De Jonge però insiste per tutelare quei medici per cui l’unica soluzione è porre fine alla vita dei bambini senza però essere puniti. Lo fa citando il protocollo di Groningen del 2005, documento approvato dall’associazione dei pediatri dei Paesi Bassi e usato come indicatore delle linee guida nazionali sull’eutanasia infantile in caso di sofferenza e disabilità incurabile del neonato.

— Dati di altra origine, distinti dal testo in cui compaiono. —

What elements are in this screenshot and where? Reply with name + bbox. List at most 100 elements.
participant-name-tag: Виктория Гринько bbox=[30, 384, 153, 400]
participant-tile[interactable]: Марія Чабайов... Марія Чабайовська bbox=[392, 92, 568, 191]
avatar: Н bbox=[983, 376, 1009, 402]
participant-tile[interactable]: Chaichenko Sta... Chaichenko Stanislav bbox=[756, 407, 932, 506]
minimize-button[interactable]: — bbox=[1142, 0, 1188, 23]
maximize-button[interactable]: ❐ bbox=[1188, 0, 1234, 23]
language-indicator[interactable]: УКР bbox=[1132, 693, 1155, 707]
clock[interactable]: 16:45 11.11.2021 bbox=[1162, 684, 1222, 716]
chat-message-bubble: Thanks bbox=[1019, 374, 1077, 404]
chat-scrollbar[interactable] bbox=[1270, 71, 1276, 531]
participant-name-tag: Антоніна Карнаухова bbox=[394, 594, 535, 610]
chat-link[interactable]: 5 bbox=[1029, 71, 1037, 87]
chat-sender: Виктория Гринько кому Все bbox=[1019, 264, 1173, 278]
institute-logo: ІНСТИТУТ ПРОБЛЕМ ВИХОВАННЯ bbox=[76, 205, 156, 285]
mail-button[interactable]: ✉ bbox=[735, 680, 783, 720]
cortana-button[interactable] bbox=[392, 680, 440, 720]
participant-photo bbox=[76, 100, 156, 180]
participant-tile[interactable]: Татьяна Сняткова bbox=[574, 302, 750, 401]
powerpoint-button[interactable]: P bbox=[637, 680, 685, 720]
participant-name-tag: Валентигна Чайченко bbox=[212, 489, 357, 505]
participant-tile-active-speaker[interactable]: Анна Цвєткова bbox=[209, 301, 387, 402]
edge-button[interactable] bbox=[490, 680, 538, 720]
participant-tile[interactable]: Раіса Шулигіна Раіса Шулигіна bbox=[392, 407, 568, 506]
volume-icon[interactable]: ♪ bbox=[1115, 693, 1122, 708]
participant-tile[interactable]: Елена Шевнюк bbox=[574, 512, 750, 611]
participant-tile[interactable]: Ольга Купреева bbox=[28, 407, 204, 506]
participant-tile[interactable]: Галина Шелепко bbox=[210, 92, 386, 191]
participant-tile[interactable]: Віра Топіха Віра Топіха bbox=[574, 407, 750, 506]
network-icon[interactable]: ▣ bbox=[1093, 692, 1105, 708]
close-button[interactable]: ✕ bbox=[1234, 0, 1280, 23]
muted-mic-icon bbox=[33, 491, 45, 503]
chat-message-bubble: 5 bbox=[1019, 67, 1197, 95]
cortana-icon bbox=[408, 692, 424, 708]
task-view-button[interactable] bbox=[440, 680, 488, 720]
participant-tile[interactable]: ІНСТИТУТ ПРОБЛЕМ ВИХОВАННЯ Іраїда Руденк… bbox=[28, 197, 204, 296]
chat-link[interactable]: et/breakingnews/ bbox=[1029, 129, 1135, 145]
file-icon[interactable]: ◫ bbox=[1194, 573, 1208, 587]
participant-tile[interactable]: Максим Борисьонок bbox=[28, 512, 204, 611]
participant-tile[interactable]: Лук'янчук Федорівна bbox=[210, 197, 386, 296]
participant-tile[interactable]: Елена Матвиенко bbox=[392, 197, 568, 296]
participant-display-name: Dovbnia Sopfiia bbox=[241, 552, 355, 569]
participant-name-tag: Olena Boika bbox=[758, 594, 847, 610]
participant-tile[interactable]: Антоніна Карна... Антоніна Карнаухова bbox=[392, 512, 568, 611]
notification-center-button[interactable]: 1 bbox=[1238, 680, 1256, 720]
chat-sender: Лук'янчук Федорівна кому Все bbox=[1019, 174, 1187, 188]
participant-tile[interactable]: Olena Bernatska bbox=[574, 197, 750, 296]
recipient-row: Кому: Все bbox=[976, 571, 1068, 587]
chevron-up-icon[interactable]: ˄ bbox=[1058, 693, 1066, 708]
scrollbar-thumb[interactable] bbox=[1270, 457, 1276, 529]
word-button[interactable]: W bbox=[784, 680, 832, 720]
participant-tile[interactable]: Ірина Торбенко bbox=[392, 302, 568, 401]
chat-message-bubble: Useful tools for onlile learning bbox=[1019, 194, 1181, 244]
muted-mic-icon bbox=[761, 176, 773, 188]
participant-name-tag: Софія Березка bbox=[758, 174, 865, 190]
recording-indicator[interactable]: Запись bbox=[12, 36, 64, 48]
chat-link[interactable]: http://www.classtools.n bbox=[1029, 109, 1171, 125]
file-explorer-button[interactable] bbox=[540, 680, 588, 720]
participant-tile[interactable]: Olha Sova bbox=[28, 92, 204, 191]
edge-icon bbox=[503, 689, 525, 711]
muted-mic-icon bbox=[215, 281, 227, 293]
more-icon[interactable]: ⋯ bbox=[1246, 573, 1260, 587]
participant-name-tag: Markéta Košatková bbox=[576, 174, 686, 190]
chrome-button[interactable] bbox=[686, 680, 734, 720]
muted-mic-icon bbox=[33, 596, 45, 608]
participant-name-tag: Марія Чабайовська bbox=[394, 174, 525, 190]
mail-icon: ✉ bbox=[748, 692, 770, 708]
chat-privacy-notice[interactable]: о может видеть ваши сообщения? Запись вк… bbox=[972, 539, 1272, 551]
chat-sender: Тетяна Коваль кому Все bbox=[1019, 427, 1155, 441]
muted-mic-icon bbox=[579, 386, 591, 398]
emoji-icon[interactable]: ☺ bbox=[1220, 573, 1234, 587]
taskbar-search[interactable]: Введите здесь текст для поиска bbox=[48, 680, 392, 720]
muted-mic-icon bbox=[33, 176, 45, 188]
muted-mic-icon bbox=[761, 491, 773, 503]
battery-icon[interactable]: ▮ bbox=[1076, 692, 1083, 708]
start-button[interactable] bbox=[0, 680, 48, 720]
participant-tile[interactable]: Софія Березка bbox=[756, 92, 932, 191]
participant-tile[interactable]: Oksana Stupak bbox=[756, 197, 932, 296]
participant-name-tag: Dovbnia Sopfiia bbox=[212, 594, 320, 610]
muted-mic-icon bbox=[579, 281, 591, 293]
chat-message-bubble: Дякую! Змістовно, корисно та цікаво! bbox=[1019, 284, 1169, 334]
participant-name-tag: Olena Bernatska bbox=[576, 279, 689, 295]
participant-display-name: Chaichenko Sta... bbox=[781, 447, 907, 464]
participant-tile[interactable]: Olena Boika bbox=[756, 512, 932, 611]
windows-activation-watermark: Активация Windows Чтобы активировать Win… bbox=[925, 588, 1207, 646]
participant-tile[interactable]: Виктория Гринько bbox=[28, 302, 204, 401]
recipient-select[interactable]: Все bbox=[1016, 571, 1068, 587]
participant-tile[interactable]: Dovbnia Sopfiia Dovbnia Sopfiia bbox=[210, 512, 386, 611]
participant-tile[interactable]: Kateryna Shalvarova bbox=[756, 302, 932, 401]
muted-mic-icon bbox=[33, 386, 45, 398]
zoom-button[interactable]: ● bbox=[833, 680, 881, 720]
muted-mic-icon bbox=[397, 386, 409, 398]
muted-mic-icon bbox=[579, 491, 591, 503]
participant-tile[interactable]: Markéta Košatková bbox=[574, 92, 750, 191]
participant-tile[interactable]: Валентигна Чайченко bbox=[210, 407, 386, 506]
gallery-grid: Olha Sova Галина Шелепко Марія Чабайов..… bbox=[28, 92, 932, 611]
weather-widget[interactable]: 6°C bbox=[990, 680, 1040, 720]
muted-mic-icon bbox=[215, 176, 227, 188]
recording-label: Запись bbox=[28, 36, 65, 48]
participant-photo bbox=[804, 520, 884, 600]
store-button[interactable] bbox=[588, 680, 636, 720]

Il particolare fondamentale, a cui De Jonge non fa riferimento, è che il Protocollo non ha alcun valore legale: quindi il magistrato potrebbe, a sua discrezione, ignorarlo. «Si tratta anche di una questione economica, in quanto seguire tutte le regole imposte dalla legge è molto costoso», ha dichiarato Liesbeth van de Berg, come il premier Rutte del Partito liberale Vvd, asserendo che «l’eutanasia non dovrebbe neanche essere inserita nel Codice penale ma considerata come una pratica medica normale». Un concetto che suscita persino rabbia in questo periodo di rinnovata epidemia da Covid-19 in cui tutti i medici sono impegnati a salvare vite umane. Si tratta di un passo indietro rispetto alle conclusioni tratte dalla Commissione Schnabel, istituita nel 2014 dal governo con il compito di svolgere una ricerca approfondita sui conflitti della legge sull’eutanasia, in vigore dal 2002, che secondo il diritto internazionale olandese ed europeo andava contro il dovere di difendere la vita umana dei cittadini. Dopo due anni di lavori, all’unanimità il consiglio fu «di non cambiarla o allargarla, lasciando la punibilità di chi la violava». Due giorni fa proprio uno dei suoi membri, Maarten Verkerk, filosofo e studioso di etica, del Partito Cristiani Uniti, ha ribadito le conclusioni di allora: «Almeno si deve continuare a rendere difficile questa scelta di morte». Non certo agevolarla.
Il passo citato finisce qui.